Crowds of people evacuated eastern India ahead of a major cyclone packing strong winds and torrential rains.

Dibyangshu Sarkar/AFP/Getty Images

India's eastern coast has been pounded by Cyclone Fani, an "extremely severe" storm that has torn the roofs off houses and forced millions of people to evacuate. It has also reportedly killed at least two people.

The cyclone's effects were felt more than 500 miles away, on Mt. Everest. "Mountaineers were climbing to lower camps after conditions at higher elevations worsened," as NPR's Sushmita Pathak reports from Mumbai.

Fani made landfall at about 8 a.m. local time Friday in the state of Odisha near Puri, a city that's a popular tourist destination on the Bay of Bengal. As it neared land, the India Meteorological Department reported the cyclone had wind speeds of about 130 miles per hour and gusts of up to 139 miles per hour.

"More than a million people have been moved to shelters in the eastern Indian state of Odisha alone," Pathak says.

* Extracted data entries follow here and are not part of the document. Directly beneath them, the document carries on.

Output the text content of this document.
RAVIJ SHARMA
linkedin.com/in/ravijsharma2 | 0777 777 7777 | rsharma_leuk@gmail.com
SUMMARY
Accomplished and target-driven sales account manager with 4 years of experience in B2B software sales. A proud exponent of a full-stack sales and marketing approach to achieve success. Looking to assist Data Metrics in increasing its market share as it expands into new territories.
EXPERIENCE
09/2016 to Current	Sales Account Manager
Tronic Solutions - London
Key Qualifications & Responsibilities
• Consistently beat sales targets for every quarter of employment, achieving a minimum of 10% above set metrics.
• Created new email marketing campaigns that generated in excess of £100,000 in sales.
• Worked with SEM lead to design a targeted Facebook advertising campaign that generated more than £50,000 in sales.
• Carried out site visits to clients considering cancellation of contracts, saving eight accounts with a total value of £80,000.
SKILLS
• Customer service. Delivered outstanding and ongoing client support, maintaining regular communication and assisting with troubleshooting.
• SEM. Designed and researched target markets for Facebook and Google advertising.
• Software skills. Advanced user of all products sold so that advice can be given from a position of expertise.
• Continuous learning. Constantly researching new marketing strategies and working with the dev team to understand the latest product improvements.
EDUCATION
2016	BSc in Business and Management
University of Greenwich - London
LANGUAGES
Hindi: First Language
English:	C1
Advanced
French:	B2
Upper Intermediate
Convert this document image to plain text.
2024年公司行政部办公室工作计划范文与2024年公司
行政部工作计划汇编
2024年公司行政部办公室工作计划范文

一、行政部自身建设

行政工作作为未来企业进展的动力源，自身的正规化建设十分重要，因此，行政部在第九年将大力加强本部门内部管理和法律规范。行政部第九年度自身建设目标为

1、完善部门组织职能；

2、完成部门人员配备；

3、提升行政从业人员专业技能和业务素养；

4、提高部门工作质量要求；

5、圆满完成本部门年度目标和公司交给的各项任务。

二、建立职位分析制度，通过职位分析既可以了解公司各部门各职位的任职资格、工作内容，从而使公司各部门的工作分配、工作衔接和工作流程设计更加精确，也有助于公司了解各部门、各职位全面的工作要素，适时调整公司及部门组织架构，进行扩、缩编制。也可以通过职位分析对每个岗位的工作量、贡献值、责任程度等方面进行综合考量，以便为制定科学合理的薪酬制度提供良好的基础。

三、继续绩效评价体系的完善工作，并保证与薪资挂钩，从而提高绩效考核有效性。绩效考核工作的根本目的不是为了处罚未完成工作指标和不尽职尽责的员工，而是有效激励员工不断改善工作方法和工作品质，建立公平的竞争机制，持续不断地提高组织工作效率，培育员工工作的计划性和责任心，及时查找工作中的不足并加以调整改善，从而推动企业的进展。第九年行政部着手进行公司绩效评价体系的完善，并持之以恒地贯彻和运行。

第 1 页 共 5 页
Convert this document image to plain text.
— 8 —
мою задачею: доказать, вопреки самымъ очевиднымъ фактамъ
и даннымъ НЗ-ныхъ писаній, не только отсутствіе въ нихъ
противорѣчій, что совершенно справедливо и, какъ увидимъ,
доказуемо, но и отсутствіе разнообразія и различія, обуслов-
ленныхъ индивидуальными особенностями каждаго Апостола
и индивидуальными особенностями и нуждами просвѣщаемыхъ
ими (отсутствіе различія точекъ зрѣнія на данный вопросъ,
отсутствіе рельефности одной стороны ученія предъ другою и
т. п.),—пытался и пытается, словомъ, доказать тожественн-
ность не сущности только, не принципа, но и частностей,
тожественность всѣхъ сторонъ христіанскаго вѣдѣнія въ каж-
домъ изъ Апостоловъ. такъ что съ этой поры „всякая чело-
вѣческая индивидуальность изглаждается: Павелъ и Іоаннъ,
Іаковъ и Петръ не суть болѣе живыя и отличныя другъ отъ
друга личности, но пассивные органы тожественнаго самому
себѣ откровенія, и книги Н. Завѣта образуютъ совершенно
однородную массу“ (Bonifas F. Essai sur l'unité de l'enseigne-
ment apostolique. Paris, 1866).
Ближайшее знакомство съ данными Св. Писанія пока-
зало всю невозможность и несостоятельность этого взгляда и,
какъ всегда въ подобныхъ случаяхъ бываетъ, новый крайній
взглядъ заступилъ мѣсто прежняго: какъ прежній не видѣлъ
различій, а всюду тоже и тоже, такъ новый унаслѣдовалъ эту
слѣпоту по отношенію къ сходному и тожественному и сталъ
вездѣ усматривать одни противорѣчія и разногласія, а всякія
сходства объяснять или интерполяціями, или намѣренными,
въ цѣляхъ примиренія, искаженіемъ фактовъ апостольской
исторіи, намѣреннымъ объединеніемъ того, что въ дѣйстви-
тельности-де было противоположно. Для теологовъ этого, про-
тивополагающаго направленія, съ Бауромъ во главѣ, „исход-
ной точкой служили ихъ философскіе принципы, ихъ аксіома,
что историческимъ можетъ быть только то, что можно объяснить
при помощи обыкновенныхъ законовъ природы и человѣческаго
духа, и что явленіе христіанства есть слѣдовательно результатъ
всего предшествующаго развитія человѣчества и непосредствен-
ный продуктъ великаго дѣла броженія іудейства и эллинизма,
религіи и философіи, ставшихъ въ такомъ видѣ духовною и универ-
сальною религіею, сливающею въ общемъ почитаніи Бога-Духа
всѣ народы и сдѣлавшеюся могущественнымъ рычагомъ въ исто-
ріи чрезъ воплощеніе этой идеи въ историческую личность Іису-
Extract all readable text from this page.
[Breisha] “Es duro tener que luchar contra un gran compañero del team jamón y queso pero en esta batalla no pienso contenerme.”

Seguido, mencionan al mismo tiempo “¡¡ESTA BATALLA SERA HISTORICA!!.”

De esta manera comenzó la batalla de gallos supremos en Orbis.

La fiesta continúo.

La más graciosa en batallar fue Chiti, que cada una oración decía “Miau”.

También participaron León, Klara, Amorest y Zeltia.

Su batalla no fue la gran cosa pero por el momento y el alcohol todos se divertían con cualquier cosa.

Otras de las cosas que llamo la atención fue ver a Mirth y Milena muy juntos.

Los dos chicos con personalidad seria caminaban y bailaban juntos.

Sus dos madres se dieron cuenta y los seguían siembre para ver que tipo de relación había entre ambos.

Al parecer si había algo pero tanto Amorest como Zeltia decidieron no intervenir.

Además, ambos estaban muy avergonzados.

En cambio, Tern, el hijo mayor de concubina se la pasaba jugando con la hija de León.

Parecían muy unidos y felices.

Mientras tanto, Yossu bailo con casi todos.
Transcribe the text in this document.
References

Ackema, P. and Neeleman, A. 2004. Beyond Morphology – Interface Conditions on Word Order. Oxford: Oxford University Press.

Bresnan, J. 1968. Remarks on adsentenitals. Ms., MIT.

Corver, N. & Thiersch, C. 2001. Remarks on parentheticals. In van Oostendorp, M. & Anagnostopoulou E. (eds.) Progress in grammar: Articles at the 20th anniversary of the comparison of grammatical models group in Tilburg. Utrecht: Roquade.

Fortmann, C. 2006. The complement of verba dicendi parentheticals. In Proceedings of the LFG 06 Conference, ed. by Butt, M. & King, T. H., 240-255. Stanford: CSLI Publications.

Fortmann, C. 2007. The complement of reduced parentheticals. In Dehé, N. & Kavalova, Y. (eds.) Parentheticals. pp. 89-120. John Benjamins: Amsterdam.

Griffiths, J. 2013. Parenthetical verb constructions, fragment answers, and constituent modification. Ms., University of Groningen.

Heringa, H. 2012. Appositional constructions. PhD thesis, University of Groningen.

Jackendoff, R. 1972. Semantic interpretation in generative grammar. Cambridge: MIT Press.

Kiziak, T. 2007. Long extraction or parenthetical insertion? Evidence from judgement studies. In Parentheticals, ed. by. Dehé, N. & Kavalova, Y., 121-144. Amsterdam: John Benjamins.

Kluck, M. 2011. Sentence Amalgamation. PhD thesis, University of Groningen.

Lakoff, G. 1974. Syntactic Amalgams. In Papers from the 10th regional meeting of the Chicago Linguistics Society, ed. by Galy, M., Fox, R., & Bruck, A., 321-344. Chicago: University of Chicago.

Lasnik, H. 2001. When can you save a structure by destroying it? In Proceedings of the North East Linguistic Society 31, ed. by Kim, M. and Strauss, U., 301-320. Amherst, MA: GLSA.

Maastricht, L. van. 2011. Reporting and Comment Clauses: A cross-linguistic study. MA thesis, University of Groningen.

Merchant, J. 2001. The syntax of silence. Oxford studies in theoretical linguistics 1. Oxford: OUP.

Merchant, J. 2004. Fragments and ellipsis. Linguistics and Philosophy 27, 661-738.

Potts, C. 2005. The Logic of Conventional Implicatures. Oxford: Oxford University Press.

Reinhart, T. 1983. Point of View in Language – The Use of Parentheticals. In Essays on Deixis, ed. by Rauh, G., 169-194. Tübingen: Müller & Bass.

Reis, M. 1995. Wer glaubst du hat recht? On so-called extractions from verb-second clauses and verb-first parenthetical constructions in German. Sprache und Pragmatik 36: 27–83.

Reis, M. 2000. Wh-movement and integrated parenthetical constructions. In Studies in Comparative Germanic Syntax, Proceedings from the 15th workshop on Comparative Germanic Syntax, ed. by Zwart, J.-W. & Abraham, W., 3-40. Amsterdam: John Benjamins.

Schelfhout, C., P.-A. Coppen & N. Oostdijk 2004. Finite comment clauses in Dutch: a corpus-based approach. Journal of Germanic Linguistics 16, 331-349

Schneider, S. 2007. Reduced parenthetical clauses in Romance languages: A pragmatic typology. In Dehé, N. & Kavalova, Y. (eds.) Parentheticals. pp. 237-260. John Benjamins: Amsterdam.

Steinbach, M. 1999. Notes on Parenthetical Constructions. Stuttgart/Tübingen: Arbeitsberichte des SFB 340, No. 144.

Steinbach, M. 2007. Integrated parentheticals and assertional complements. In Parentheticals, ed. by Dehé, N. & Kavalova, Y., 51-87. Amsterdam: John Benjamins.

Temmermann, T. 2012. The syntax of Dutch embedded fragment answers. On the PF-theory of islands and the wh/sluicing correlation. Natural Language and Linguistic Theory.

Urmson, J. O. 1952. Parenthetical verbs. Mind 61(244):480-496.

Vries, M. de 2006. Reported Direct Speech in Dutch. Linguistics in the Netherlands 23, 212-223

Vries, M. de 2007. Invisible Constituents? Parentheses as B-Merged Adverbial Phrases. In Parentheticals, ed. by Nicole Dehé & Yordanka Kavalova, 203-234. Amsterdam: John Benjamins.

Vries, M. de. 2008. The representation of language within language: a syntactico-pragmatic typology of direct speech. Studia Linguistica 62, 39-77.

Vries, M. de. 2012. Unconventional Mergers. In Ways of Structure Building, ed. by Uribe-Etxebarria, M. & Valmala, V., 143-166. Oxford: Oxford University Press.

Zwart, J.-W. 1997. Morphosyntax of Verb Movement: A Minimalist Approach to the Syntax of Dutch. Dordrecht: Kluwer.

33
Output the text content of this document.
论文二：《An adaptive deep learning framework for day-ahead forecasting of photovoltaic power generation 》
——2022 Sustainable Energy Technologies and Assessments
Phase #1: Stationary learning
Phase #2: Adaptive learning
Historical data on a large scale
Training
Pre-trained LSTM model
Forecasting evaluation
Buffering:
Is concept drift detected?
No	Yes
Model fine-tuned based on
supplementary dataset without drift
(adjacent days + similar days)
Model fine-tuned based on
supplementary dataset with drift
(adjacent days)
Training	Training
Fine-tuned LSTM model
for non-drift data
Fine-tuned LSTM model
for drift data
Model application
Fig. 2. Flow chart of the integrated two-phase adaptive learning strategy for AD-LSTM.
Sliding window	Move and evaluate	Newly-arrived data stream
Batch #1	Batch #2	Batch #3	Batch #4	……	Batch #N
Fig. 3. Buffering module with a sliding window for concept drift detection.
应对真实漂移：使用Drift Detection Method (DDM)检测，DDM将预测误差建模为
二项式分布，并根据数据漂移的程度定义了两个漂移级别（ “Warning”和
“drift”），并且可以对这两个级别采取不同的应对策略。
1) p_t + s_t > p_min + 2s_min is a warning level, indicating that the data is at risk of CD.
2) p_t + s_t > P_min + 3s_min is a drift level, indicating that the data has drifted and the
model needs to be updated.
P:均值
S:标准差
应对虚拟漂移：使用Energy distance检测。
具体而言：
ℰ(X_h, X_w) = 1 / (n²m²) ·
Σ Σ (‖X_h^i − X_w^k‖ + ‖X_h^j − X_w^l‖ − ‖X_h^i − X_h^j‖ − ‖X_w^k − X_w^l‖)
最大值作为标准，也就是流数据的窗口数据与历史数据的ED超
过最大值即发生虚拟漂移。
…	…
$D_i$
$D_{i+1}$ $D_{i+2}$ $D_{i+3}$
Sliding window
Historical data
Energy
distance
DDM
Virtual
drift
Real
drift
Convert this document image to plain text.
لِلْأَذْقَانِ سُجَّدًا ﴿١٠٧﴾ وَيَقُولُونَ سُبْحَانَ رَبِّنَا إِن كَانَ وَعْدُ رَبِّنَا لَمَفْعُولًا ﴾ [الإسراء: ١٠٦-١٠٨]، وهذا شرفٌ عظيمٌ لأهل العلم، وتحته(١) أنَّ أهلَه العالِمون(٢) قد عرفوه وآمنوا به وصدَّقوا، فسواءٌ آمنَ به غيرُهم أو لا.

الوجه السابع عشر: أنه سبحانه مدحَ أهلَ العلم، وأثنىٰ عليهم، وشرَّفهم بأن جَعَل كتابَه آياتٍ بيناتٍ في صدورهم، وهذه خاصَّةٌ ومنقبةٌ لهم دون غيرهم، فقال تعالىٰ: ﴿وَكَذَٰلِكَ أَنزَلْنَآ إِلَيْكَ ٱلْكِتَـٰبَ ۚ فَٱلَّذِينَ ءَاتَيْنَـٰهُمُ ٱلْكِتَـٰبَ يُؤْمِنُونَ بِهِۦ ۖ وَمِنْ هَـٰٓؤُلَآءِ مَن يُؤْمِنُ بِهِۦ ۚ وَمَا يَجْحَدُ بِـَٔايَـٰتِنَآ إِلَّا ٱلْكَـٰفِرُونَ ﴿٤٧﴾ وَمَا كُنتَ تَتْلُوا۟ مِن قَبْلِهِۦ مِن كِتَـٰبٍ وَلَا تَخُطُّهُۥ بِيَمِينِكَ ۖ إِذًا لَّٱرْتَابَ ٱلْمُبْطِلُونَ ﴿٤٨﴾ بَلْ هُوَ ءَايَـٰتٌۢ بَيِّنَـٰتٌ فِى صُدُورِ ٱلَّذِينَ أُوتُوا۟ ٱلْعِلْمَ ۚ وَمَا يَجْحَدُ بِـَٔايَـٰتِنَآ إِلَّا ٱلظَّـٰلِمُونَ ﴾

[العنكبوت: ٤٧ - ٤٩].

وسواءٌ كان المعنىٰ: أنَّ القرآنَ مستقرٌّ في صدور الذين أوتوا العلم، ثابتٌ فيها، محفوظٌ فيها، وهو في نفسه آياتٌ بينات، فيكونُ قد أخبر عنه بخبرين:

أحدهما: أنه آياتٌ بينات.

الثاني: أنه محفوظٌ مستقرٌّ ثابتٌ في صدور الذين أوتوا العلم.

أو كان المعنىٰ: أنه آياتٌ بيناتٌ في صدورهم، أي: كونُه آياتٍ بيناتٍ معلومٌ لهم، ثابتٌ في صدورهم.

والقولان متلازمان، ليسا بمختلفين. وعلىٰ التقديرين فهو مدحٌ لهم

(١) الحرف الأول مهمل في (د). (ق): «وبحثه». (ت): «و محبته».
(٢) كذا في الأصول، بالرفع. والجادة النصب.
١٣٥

Video from near the area where the storm made landfall shows trees blasted with torrential rain and heavy wind, amid very low visibility.

The storm weakened to a "very severe" cyclone by late morning, and it's expected to continue to lose power as it tracks northeast.

Fani is expected to reach Gangetic West Bengal as a "severe" cyclone by tomorrow morning.

"It's likely to enter Bangladesh by tomorrow evening," said KJ Ramesh, director general of the IMD, according to the Hindustan Times. By the time the storm reaches Bangladesh, the IMD, says it's expected to be simply a cyclone, with gusts of up to 50 miles per hour. As it approached, some 2.1 million people were ordered to evacuate in Bangladesh, according to Reuters.

Cyclone season in the North Indian basin typically runs from April to December, with activity peaking in May and November, according to the National Oceanic and Atmospheric Administration. Fani is the most severe storm to hit India in five years, Reuters reports.

While the extent of the destruction is not yet clear, the IMB had predicted the "total destruction of thatched houses" in coastal Odisha areas.

"It was a massive cyclone, like many others our house is flooded. Boundary walls of houses around us have collapsed, trees have been uprooted. It is a panic situation," Anuradha Mohanty, who lives about 40 miles inland from the center of the storm, told Reuters.

India's National Disaster Management Authority is warning people not to enter damaged buildings after the storm, and to watch out for downed electric wires and broken glass. Authorities have set nearly 4,000 shelters in Odisha, according to The Associated Press.

Fishermen have been advised not to go out into the Bay of Bengal near Odisha and the West Bengal coasts until Saturday.

The storm disrupted a number of scheduled trains and delayed flights from Kolkata in West Bengal.

Fani arrived as India is in the middle of a massive, multi-stage election — though the people of Odisha have already cast their votes.